His mother reached up and caressed his face. She said, “Of all my children, you were always the hardest on yourself. You were always looking for the right way to behave, so concerned you might make a mistake. But, darling, there are no mistakes. There are only our wishes, our actions, and the consequences that follow both. There are only events, how we cope with them, and what we learn from the coping.”

“That’s too easy,” he said.

“On the contrary. It’s monumentally difficult.”

She left him then and he went to Helen. He sat at her bedside. He knew that no matter how he disciplined his mind to this moment, the image of his wife as she was just now would fade with time, just as the image of her as she had been days ago would also fade, had indeed already begun to fade, until ultimately, there would be nothing of her left in his visual memory. If he wanted to see her, he’d be able to do so only in photographs. When he closed his eyes, however, he’d see nothing but the dark.

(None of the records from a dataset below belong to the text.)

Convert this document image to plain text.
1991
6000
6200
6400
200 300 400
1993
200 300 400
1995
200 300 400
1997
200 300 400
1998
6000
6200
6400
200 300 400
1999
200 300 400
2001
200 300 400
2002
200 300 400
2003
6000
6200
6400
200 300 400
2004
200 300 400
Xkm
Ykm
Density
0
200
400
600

It was the dark that he feared. It was everything that represented the dark, which he could not face. And Helen was at the centre of it all. As was the not-Helen that would come about the instant he acted in the only way he knew his wife would have wanted.

She’d been telling him that from the first. Or was even that belief a lie?

He did not know. He lowered his forehead to the mattress and he prayed for a sign. He knew he was looking for something that would make the road an easier one for him to walk. But signs did not exist for that purpose. They served as guides, but they did not smooth the way.

Her hand was cool when he felt for it where it lay at her side. He closed his fingers round it and he summoned hers to move as they might have done had she only been what she looked, asleep. He pictured her eyelids fluttering open and he heard her murmured “Hullo, darling,” but when he raised his head, she was as before. Breathing because medical science had evolved to that extent. Dead because it had evolved no further.

They belonged together. The will of man might have wished it otherwise. The will of nature was not so vague. Helen would have understood that even if she had not phrased it that way. Let us go, Tommy would have been how she put it. At the heart of matters, she had always been the wisest and most practical of women.

When the door opened some time later, he was ready.

“It’s time,” he said.

He felt his heart swelling, as if it would be torn from his body. The monitors deadened. The ventilator hushed. The silence of parting swept into the room.

BY THE TIME Barbara and Nkata arrived back at New Scotland Yard, the news was in. The gun bore the boy’s prints on the barrel and on the grip, and ballistics showed the bullet to have come from the same pistol. They made their own report to John Stewart, who listened stone faced. He looked as if he believed his own presence in the Harrow Road station might have made a difference, shaking the name of the other perpetrator out of the kid. Sod all he knew, Barbara thought, and she told him what they’d learned from Fabia Bender about the boy and about Colossus.